Lucy served as either managing editor or editor of the by-now Mid-Atlantic Thoroughbred for over twenty years, and probably for the last decade or so was also editor of the Maryland Thoroughbred Horsemen’s Association monthly newsletter. Even when I no longer covered racing, and had long since sold my farm, I looked forward to reading the MTHA newsletter—it is so professionally and astutely written and laid out, covering the issues in a succinct, crisp, but thorough, style. I really don’t know how the MTHA is going to continue the quality of Lucy’s work without her.
So, here we are, losing another great link to the Maryland horse industry’s past, another void created in our state’s 300-year-old love affair with horse and hound and the great conquests and foibles of the people and horses associated with it. However, Lucy can rest assured that she did her part in maintaining the quality and class of the industry that she, like the rest of us, hold so dear. In her honor, and others like her, it is our duty to continue to strive and make sure, as best we can, that the Maryland horse industry, and its Thoroughbred racing and breeding counterparts, continue to flourish in the years ahead.
Ross Peddicord, who is the executive director of the Maryland Horse Industry Board, began his career as a free-lance writer for the Maryland Horse before enjoying an 18-year career as an award-winning writer for the Baltimore Sun, covering racing. After the Baltimore Sun, Ross served as Director of Major Gifts and Planned Giving for Mount Saint Mary’s, leaving there to found Maryland Life magazine. Over the last 20 years, Ross has also generously contributed articles and features to The Equiery.
A Tribute to Lucy Acton from former Maryland Horse/Mid-Atlantic Thoroughbred publisher Timothy Capps
Today is a sad day for Lucy’s family, the Maryland Horse Breeders Association, and the entire horse community in the state and region.
Ross did a wonderful job of capturing her spirit and achievements. She was quiet, dignified, and passionate about the horse world and about journalism, a stickler for accuracy and good prose, and always appreciative of a well-turned phrase. More than anything, she loved writing about horse people and their horses, and had a true enthusiast’s feel for the richness and depth of Maryland’s horse heritage.

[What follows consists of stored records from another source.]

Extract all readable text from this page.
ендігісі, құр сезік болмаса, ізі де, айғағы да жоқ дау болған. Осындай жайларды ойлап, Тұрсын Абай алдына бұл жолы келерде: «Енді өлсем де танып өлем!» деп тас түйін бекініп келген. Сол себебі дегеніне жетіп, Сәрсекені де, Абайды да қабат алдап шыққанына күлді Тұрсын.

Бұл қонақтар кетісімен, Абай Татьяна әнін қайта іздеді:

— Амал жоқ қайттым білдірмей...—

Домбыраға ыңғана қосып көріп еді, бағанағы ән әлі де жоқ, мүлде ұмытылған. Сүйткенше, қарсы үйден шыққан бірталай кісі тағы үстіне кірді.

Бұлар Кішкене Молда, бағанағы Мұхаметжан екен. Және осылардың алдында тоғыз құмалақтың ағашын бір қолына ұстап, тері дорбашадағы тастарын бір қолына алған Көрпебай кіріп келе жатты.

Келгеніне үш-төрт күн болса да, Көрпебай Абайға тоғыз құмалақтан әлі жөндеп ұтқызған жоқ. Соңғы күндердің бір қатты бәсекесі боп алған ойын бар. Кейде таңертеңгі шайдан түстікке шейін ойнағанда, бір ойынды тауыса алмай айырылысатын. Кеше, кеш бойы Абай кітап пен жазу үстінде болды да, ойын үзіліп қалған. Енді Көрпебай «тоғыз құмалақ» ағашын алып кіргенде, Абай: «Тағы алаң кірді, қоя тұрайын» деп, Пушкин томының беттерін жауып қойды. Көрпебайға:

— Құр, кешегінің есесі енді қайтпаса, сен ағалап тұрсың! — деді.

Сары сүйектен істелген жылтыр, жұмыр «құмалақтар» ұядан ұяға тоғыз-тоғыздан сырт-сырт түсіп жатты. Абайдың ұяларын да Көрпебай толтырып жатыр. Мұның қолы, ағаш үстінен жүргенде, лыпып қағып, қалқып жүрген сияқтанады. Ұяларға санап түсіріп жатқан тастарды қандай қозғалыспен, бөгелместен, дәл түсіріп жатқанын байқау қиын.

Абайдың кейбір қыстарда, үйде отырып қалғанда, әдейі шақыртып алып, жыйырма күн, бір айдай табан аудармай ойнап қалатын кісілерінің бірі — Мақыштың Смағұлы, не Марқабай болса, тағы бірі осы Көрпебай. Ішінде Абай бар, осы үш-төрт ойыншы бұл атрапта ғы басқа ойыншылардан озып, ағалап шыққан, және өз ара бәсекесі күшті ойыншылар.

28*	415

Lucy carried the title of managing editor during my time at MHBA and was named editor of the Mid-Atlantic Thoroughbred subsequently, but always played an integral (indispensable) role as a planner, coordinator, and executor of all MHBA publications, especially the magazine, not to mention her on-going work as its lead writer. The magazine, whether the Maryland Horse or Mid-Atlantic Thoroughbred, was the passion of her professional life, and she lived that passion with style, grace, and the joy of someone making a living doing something that was part of her lifestyle.

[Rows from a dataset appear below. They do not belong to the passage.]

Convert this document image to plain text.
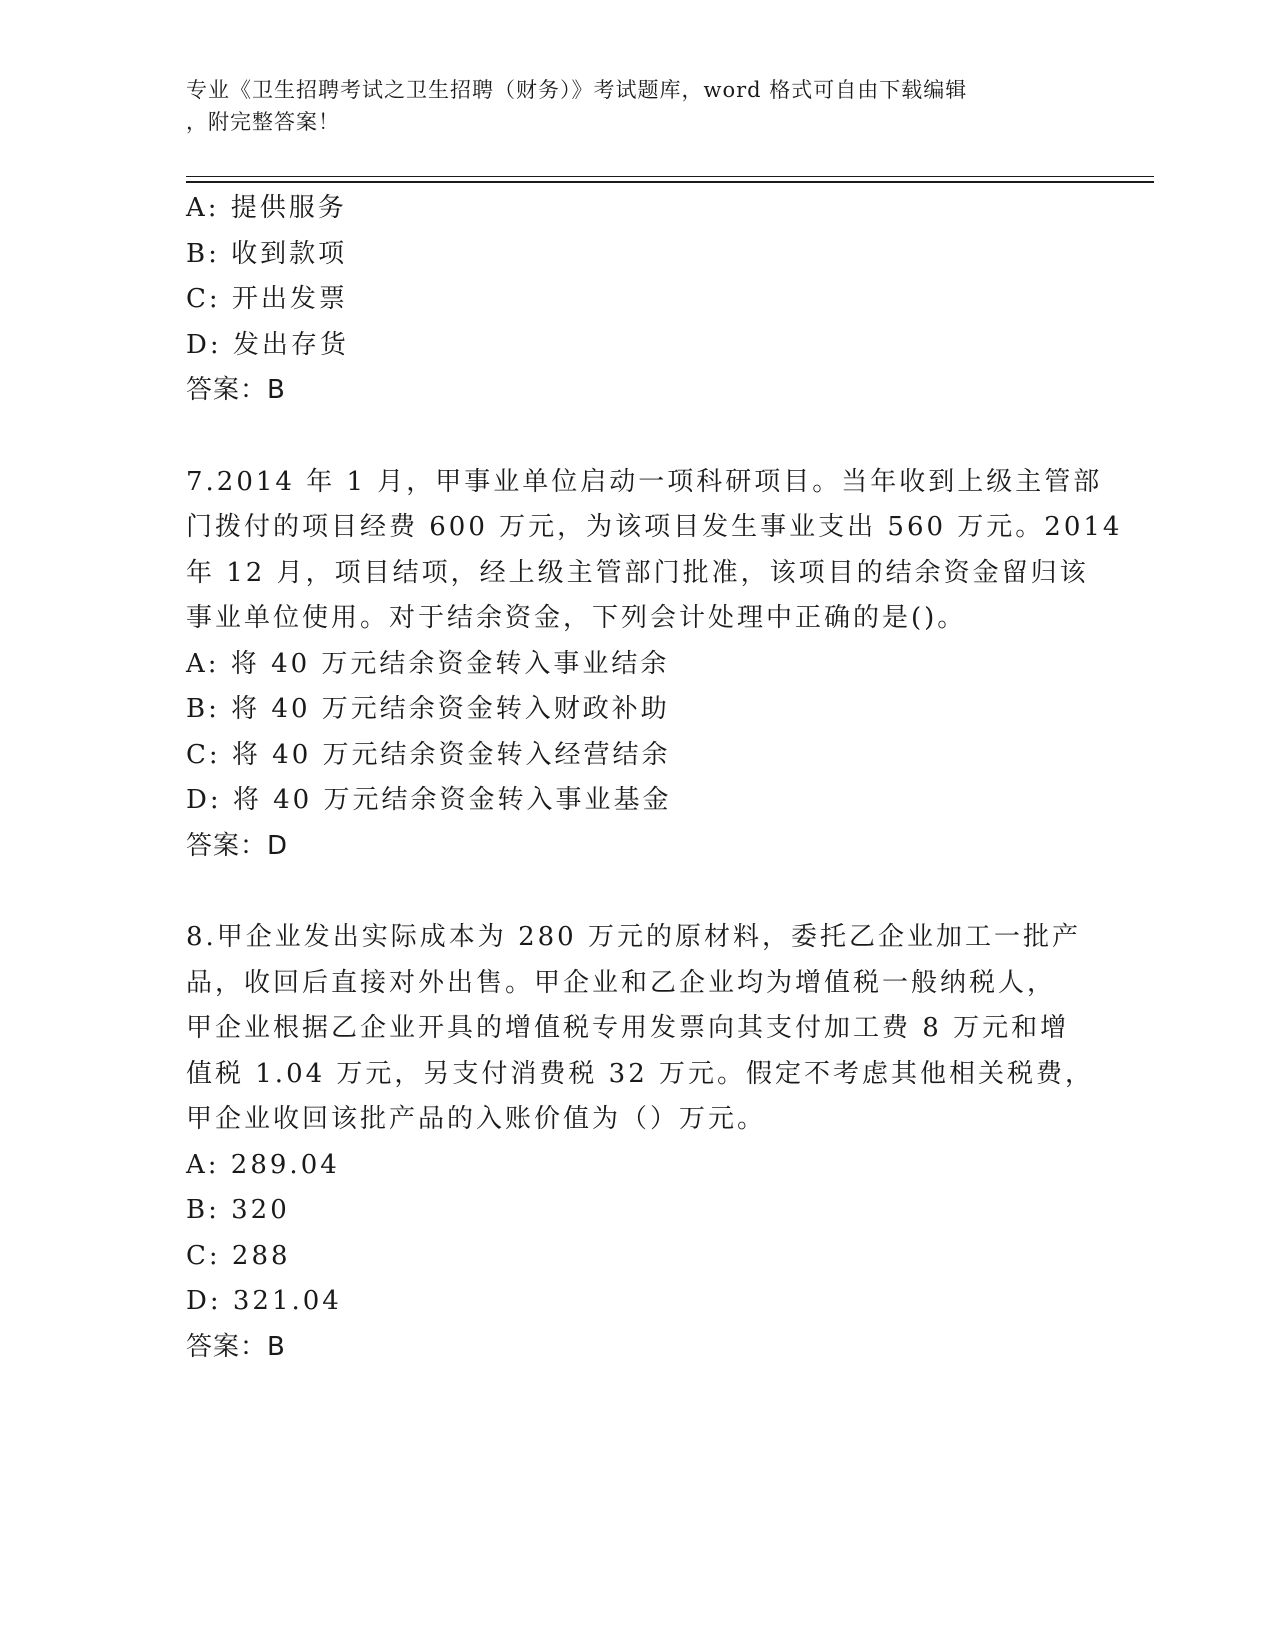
专业《卫生招聘考试之卫生招聘（财务）》考试题库，word 格式可自由下载编辑
，附完整答案！
A: 提供服务
B: 收到款项
C: 开出发票
D: 发出存货
答案：B
7.2014 年 1 月，甲事业单位启动一项科研项目。当年收到上级主管部
门拨付的项目经费 600 万元，为该项目发生事业支出 560 万元。2014
年 12 月，项目结项，经上级主管部门批准，该项目的结余资金留归该
事业单位使用。对于结余资金，下列会计处理中正确的是()。
A: 将 40 万元结余资金转入事业结余
B: 将 40 万元结余资金转入财政补助
C: 将 40 万元结余资金转入经营结余
D: 将 40 万元结余资金转入事业基金
答案：D
8.甲企业发出实际成本为 280 万元的原材料，委托乙企业加工一批产
品，收回后直接对外出售。甲企业和乙企业均为增值税一般纳税人，
甲企业根据乙企业开具的增值税专用发票向其支付加工费 8 万元和增
值税 1.04 万元，另支付消费税 32 万元。假定不考虑其他相关税费，
甲企业收回该批产品的入账价值为（）万元。
A: 289.04
B: 320
C: 288
D: 321.04
答案：B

The Maryland horse community, and the world in general, awakes this morning with one less good human being in its midst.
Timothy Capps is the former executive director of the Maryland Horse Breeders Association and a former executive vice president of the Maryland Jockey Club. During his tenure in Maryland, he lobbied actively for the establishment of slots at the tracks. Now, Tim Capps is the Executive-in-Resident in the COllege of Business, Equine Program at the University of Louisville.